An option-to-buy deal, when one company agrees to buy another on prearranged terms after a series of milestones are met, doesn’t always lead to an acquisition. Sometimes, as with a 2016 deal between Biogen and Rodin Therapeutics, the arrangement fizzles and the smaller company charts a new course.
Rodin, a Cambridge, MA, startup trying to develop drugs for the cognitive impairment associated with tough neurological diseases like Alzheimer’s and Parkinson’s, closed a $27 million round this morning from backers including founding investor Atlas Venture, Google’s venture arm, and others.
Notably missing from that group, however, is Biogen (NASDAQ: [[ticker:BIIB]]). In January 2016, Biogen teamed with Atlas to announce a $17.3 million financing for Rodin while nabbing an option to an exclusive right to acquire the company for up to $485 million in future payments. But Biogen’s last annual report shows that the company terminated its pact with Rodin in 2016—as well as a similar option-to-buy deal with another Atlas-incubated startup, Ataxion.
According to the filing, Biogen bought $8 million in Rodin stock in December 2015 and ended the deal a year later. Separately, it paid $1.6 million for Ataxion stock in February 2014 and terminated the agreement during the fourth quarter of 2016. Ataxion has since merged with Luc Therapeutics, another Atlas startup focused on neurological diseases.

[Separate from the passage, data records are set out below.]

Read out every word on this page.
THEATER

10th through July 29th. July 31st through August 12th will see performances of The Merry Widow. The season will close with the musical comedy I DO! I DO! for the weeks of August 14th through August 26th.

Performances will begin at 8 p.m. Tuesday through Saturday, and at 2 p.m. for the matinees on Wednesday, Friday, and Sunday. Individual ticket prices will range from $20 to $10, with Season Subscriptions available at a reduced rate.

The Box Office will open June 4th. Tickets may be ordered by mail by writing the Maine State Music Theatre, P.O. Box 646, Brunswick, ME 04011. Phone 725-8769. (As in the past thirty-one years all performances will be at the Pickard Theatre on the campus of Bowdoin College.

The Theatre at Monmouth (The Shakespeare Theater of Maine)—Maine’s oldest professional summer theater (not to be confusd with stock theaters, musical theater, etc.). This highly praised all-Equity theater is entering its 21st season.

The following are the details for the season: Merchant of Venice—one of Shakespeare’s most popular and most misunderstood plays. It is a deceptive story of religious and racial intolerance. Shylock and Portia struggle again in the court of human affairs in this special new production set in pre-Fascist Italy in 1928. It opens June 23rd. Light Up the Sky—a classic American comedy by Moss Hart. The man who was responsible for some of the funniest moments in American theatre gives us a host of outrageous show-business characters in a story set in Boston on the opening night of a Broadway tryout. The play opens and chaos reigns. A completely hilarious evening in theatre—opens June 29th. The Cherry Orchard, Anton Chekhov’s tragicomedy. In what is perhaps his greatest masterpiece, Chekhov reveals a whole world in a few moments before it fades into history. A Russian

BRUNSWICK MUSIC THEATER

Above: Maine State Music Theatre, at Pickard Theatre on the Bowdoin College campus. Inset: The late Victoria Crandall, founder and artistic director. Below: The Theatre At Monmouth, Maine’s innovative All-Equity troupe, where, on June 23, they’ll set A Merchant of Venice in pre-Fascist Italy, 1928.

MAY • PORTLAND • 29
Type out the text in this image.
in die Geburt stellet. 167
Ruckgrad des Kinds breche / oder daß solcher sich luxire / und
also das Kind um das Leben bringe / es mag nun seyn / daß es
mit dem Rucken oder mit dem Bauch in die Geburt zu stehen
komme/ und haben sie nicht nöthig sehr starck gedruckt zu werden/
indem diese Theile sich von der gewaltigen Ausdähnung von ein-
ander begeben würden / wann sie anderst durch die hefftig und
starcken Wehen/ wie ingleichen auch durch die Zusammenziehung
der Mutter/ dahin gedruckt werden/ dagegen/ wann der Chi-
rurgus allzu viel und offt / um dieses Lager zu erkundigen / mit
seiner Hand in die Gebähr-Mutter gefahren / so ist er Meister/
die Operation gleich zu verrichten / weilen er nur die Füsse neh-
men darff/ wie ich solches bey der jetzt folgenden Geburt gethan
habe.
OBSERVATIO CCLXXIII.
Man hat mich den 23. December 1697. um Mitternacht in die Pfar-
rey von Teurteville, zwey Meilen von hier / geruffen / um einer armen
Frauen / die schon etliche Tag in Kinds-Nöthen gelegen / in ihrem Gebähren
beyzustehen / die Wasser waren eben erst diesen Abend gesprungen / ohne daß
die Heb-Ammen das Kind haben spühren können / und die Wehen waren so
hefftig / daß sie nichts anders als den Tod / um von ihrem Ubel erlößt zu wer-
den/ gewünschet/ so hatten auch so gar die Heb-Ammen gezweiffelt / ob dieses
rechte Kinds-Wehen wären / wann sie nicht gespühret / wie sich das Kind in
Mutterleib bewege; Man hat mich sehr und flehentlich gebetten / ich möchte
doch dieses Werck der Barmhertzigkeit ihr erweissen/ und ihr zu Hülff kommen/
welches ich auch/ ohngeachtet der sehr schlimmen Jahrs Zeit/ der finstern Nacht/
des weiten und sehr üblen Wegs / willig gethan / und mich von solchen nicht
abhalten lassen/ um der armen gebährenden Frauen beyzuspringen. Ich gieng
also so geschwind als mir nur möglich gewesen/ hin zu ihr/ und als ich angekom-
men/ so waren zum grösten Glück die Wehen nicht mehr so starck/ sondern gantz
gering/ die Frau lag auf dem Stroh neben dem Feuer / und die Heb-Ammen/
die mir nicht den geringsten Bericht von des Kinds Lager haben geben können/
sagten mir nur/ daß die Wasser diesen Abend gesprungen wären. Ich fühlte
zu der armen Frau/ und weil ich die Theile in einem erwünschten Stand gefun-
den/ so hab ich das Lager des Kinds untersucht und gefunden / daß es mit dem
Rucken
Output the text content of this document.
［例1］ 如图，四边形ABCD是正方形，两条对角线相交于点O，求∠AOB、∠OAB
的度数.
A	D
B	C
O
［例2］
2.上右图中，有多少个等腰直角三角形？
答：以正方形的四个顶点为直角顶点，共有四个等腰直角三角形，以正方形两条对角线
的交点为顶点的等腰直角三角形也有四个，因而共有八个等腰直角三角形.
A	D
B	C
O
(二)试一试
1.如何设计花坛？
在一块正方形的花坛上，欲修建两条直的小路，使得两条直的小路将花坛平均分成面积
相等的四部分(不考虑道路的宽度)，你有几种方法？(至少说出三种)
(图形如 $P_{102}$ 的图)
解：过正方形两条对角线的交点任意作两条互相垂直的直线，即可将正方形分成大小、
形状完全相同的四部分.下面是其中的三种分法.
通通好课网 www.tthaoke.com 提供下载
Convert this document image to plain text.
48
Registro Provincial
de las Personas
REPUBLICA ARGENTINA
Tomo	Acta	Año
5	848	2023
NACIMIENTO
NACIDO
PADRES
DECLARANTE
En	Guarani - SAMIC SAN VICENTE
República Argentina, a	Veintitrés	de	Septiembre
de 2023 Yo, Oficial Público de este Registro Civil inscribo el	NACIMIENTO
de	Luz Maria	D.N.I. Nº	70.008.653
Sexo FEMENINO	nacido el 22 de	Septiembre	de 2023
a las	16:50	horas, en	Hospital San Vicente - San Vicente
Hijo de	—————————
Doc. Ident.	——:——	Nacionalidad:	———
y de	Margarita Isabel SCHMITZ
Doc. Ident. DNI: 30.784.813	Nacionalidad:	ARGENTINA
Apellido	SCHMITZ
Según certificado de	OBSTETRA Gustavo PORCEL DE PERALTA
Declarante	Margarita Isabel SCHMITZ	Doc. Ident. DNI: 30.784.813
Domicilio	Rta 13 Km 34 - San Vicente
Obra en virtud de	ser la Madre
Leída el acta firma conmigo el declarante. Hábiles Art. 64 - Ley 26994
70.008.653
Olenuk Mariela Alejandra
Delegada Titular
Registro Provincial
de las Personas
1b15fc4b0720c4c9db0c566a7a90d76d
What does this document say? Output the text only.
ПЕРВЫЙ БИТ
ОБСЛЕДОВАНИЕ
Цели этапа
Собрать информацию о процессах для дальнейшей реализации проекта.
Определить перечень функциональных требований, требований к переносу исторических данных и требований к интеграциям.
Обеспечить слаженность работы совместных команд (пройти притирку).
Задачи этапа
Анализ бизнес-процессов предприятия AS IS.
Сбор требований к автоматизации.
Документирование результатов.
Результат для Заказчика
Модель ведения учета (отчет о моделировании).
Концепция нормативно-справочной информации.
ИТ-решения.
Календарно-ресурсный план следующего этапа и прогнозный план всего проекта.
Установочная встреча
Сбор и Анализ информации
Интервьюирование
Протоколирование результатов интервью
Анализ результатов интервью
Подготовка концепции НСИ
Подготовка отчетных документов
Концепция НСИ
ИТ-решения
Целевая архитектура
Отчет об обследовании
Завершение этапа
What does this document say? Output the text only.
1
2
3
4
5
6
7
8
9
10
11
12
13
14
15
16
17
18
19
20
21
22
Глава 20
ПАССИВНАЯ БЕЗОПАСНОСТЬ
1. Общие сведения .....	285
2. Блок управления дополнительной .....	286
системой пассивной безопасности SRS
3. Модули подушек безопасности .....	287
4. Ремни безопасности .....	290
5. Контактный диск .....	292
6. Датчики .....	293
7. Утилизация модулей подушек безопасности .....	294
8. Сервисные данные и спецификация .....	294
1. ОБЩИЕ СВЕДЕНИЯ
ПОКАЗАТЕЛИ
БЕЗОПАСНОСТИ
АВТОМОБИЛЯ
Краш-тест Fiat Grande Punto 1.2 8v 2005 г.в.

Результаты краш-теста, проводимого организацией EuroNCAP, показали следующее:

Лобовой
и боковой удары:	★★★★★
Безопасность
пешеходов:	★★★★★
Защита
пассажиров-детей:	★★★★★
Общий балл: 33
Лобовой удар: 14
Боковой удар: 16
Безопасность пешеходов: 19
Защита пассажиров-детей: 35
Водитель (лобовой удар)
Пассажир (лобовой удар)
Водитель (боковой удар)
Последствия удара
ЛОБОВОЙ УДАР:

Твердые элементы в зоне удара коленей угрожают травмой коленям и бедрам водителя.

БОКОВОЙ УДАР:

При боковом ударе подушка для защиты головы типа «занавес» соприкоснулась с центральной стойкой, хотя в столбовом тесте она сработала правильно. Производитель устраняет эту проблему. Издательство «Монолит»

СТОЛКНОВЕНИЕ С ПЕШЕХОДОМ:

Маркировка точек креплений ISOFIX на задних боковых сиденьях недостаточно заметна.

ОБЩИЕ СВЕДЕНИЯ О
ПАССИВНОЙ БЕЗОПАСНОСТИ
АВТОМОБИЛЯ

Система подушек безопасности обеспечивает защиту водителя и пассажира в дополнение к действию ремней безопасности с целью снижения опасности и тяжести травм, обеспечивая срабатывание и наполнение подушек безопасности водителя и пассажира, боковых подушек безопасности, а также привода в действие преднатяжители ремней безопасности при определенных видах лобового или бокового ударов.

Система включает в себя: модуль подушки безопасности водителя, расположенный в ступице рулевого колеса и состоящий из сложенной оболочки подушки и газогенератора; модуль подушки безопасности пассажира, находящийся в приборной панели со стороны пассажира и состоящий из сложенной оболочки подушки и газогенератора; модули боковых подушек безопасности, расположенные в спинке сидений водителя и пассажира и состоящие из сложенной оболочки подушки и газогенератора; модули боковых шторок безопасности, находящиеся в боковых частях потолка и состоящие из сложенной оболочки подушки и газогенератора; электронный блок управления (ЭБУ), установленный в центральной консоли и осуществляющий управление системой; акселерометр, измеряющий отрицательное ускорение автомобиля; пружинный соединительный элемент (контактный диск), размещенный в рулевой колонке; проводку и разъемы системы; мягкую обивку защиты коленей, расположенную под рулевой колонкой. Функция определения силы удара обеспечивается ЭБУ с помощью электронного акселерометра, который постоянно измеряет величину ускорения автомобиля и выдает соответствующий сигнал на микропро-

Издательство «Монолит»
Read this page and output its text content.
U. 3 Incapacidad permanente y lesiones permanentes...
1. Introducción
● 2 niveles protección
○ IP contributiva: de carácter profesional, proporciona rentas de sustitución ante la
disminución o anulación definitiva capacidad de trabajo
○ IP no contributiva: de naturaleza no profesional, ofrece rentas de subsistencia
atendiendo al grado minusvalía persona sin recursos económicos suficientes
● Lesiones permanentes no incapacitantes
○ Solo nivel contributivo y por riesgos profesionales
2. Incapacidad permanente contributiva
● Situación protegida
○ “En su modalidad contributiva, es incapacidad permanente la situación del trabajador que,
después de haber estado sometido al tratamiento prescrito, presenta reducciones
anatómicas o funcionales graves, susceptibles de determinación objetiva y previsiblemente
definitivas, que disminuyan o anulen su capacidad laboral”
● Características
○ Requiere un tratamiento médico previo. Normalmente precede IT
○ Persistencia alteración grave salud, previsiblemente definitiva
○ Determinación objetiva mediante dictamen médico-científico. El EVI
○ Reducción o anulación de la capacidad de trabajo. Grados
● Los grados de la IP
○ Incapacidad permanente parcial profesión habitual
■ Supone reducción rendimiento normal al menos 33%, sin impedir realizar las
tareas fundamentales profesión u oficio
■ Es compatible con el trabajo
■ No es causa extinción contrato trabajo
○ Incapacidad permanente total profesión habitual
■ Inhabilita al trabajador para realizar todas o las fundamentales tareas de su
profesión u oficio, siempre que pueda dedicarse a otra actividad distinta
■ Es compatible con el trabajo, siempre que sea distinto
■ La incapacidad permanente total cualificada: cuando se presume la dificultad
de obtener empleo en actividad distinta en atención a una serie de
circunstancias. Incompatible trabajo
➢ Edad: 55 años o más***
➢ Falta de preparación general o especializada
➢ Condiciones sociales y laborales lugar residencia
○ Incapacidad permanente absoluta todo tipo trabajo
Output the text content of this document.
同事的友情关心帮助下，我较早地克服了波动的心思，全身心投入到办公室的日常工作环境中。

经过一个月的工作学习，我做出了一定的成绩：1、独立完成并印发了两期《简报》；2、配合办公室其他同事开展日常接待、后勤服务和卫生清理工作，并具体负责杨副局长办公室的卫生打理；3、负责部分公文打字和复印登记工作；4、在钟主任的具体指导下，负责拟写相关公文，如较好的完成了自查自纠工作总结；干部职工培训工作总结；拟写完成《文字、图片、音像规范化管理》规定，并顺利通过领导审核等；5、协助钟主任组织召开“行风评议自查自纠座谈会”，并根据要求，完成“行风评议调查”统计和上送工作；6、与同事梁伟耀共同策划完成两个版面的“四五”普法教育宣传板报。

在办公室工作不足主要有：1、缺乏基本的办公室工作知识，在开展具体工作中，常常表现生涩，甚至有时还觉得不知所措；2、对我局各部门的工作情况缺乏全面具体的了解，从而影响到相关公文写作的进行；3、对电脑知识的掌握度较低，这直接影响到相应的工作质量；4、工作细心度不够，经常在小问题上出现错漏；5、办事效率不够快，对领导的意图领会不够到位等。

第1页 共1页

Biogen spokesman Matt Fearer declined to comment on the company’s decision to end both deals, or provide any details beyond the 10-K. Rodin CEO Adam Rosenberg says the two companies mutually agreed to end the deal; that though Biogen didn’t participate in this round, it remains a Rodin stockholder; and pointed out that this wasn’t a case where Biogen dumped a drug it bought and returned the rights to Rodin.
“We continue to have a good dialogue with them,” Rosenberg says, “but we thought it made sense to terminate the exclusivity and the option and move forward on our own.”
This outcome isn’t unusual; sometimes option-to-buy deals end in acquisitions, other times they flame out. Atlas, for example, also seeded Annovation Biopharma and Arteaus Therapeutics with buyers in place (The Medicines Co. and Eli Lilly, respectively) and consummated both deals later on. Celgene (NASDAQ: [[ticker:CELG]]) passed on an option to acquire Acetylon Pharmaceuticals, but followed through on a deal to buy Quanticel Pharmaceuticals. Novartis (NYSE: [[ticker:NVS]]) ended an option to buy deal with Proteon Therapeutics (NASDAQ: [[ticker:PRTO]]), which later went public. Constellation Pharmaceuticals lost out on a potential acquisition from Genentech. The list goes on.
Rodin was formed in March 2013 through a strategic partnership with Germany-based drug discovery company Proteros Biostructures, and is developing epigenetic drugs meant to reprogram neurons to help regain some of their ability to function. The drugs themselves block enzymes known as histone deacetylases, or HDACs—a well-known molecular target that has led to multiple cancer therapies already, but never a drug safe enough to be used chronically for a brain disease.
The idea is this approach would lead to a boost in cognition for people with neurodegenerative diseases like Alzheimer’s, Parkinson’s, or frontotemporal dementia. And Rosenberg says the company has made progress in figuring out ways to make potent, yet selective enough HDAC blockers to impact these diseases without causing unintended safety problems, but that will be put to the test soon. The company expects to begin its first clinical trial, a Phase 1b study in Alzheimer’s, by the end of 2018, Rosenberg says. The funding should get Rodin through the study.